Au titre des plus récentes, je mentionnerai l'action pilote "Régions de la connaissance", destinées à soutenir des initiatives en matière:

  • De prospective et d'audit de la recherche;

  • De création, par les universités, de sociétés "spin-off" et d'incubateurs, en coopération transrégionale;

  • De mise en réseau de régions avancées et en retard au plan technologique;

  • D'information et de sensibilisation.
L'avenir des universités en Europe

J'aurais pu évoquer bien d'autres aspects de l'environnement et de l'activité des universités qui gagnent à être abordés au niveau européen, qui nécessitent même de l'être à ce niveau.

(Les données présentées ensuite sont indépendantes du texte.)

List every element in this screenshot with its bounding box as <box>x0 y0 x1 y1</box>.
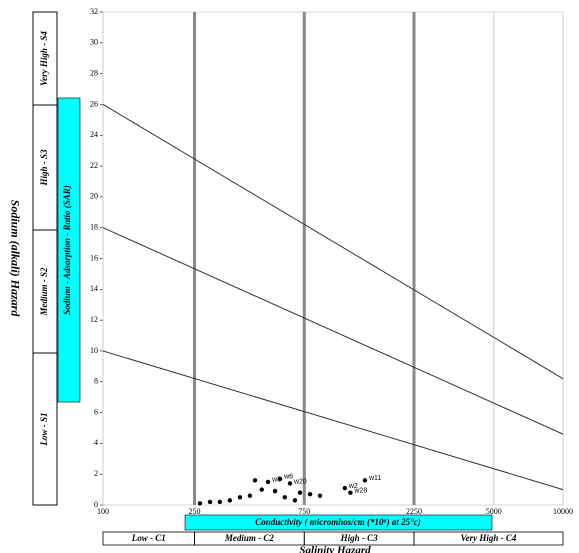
point <box>307 492 313 497</box>
point <box>282 495 287 500</box>
sodium-class-label: Very High - S4 <box>39 31 49 86</box>
y-tick-label: 22 <box>90 161 98 170</box>
salinity-class-label: Medium - C2 <box>224 533 275 543</box>
point-label: w6 <box>283 474 293 481</box>
point-label: w8 <box>271 477 281 484</box>
point <box>227 498 233 503</box>
point-label: w20 <box>293 478 307 485</box>
y-label: Sodium (alkali) Hazard <box>8 200 22 318</box>
point-label: w2 <box>348 483 358 490</box>
point <box>247 493 253 498</box>
x-tick-label: 750 <box>298 507 310 516</box>
x-tick-label: 250 <box>189 507 201 516</box>
inner-y-label: Sodium - Adsorption - Ratio (SAR) <box>62 185 72 314</box>
point <box>259 487 264 492</box>
y-tick-label: 20 <box>90 192 98 201</box>
point <box>297 490 303 495</box>
point <box>265 479 271 485</box>
point <box>317 493 323 498</box>
sar-boundary <box>102 104 564 380</box>
point <box>362 478 368 483</box>
point <box>287 481 293 486</box>
point <box>277 476 283 482</box>
point <box>342 485 348 491</box>
y-tick-label: 16 <box>90 253 98 262</box>
point <box>272 488 278 494</box>
sar-box <box>57 97 81 403</box>
salinity-class-label: High - C3 <box>340 533 379 543</box>
sodium-class-label: Medium - S2 <box>39 267 49 317</box>
point <box>292 498 298 503</box>
x-class-title: Salinity Hazard <box>299 545 371 553</box>
y-tick-label: 2 <box>94 469 98 478</box>
x-tick-label: 5000 <box>486 507 502 516</box>
sodium-class-label: Low - S1 <box>39 412 49 446</box>
y-tick-label: 28 <box>90 68 98 77</box>
y-tick-label: 0 <box>94 500 98 509</box>
salinity-class-box <box>413 531 564 546</box>
point <box>217 499 223 505</box>
point <box>197 501 203 506</box>
x-tick-label: 10000 <box>553 507 573 516</box>
x-label-box <box>184 514 493 531</box>
y-tick-label: 10 <box>90 346 98 355</box>
sodium-class-box <box>32 352 58 506</box>
y-tick-label: 6 <box>94 407 98 416</box>
y-tick-label: 26 <box>90 99 98 108</box>
y-tick-label: 12 <box>90 315 98 324</box>
y-tick-label: 8 <box>94 377 98 386</box>
y-tick-label: 18 <box>90 223 98 232</box>
y-tick-label: 24 <box>90 130 98 139</box>
y-tick-label: 14 <box>90 284 98 293</box>
y-tick-label: 4 <box>94 438 98 447</box>
point <box>252 478 258 483</box>
point <box>237 495 243 500</box>
point <box>348 490 353 495</box>
y-tick-label: 32 <box>90 7 98 16</box>
x-tick-label: 100 <box>97 507 109 516</box>
sodium-class-label: High - S3 <box>39 149 49 187</box>
salinity-class-label: Very High - C4 <box>461 533 517 543</box>
sar-boundary <box>102 350 564 491</box>
y-tick-label: 30 <box>90 38 98 47</box>
point <box>207 499 213 505</box>
point-label: w28 <box>353 488 367 495</box>
point-label: w11 <box>368 475 381 482</box>
salinity-class-label: Low - C1 <box>131 533 166 543</box>
sar-boundary <box>102 227 564 435</box>
x-tick-label: 2250 <box>406 507 422 516</box>
x-label: Conductivity ( micromhos/cm (*10⁶) at 25… <box>255 517 420 527</box>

Un des plus important, ce sont les relations de l'université avec la société, et leur rôle dans la formation des professeurs de science et l'amélioration de la connaissance de la science par le public.

Cette question fait l'objet d'une grande attention dans le Plan d'action "Sciences et société", qui couvre des thèmes comme l'enseignement des sciences et le dialogue des chercheurs avec la société.

Ici aussi, je me félicite de voir votre université, la ville de Gênes et la région Ligure, s'impliquer dans une initiative comme le "Festival de la science".

Tous ces aspects sont évoqués dans la Communication présentée par la Commission au mois de février dernier sous le titre: "Le rôle des universités dans l'Europe de la connaissance".

Elle a donné lieu à un large débat au sein de la communauté universitaire européenne, et parmi tous les partenaires des universités, plus d'une centaine d'organisations ayant réagi par des contributions.

Les questions plus particulièrement liées à la recherche seront débattues à l'occasion d'une conférence qui se tiendra à Liège au mois d'avril prochain sous l'intitulé "Une vision de l'Université basée sur la recherche et l'innovation".

Vous êtes bien sûr cordialement invités à y participer.

Monsieur le Recteur, Mesdames, Messieurs

Ce matin, je visitais avec beaucoup de plaisir une exposition sur Gregor Mendel et ses travaux pionniers de génétique.

Et je me faisais la réflexion suivante: Gregor Mendel, qui n'a pas été accepté à l'Université de Vienne, a mené tous ses travaux sur l'hybridation, qui ont jeté les bases de la théorie de l'hérédité, au Monastère de Bruun, auquel il appartenait.

Mais s'il vivait aujourd'hui, il est presque sûr que c'est dans une université qu'il se trouverait.

Et c'est dans les universités, là où la science la plus avancée et la réflexion philosophique et sur les questions de société sont en contact étroit et permanent, que se développe à coup sûr la réflexion sur les enjeux sociaux et éthiques des formidables progrès auxquels ses découvertes ont ouvert le chemin.

Les universités font partie intégrante de l'héritage européen, ce sont en vérité en grande partie elles qui ont fait l'Europe.

Autant que son passé, elles représentent son avenir.

On prête au célèbre Génois que j'évoquais en commençant (Christophe Comob, bien sûr), la phrase suivante: "Meno sai dove devi andare, più andrai lontano".

Peut être a-t-il même vraiment dit cela, rien ne le garantit.

Une chose est en tous cas certaine: dans le cas des universités et de l'Europe de la connaissance, c'est exactement le contraire qui est vrai: nous savons que nous allons aller loin, mais nous irons d'autant plus loin que nous saurons précisément où aller.

Et c'est ensemble que nous devons le déterminer.

Je vous remercie de votre attention.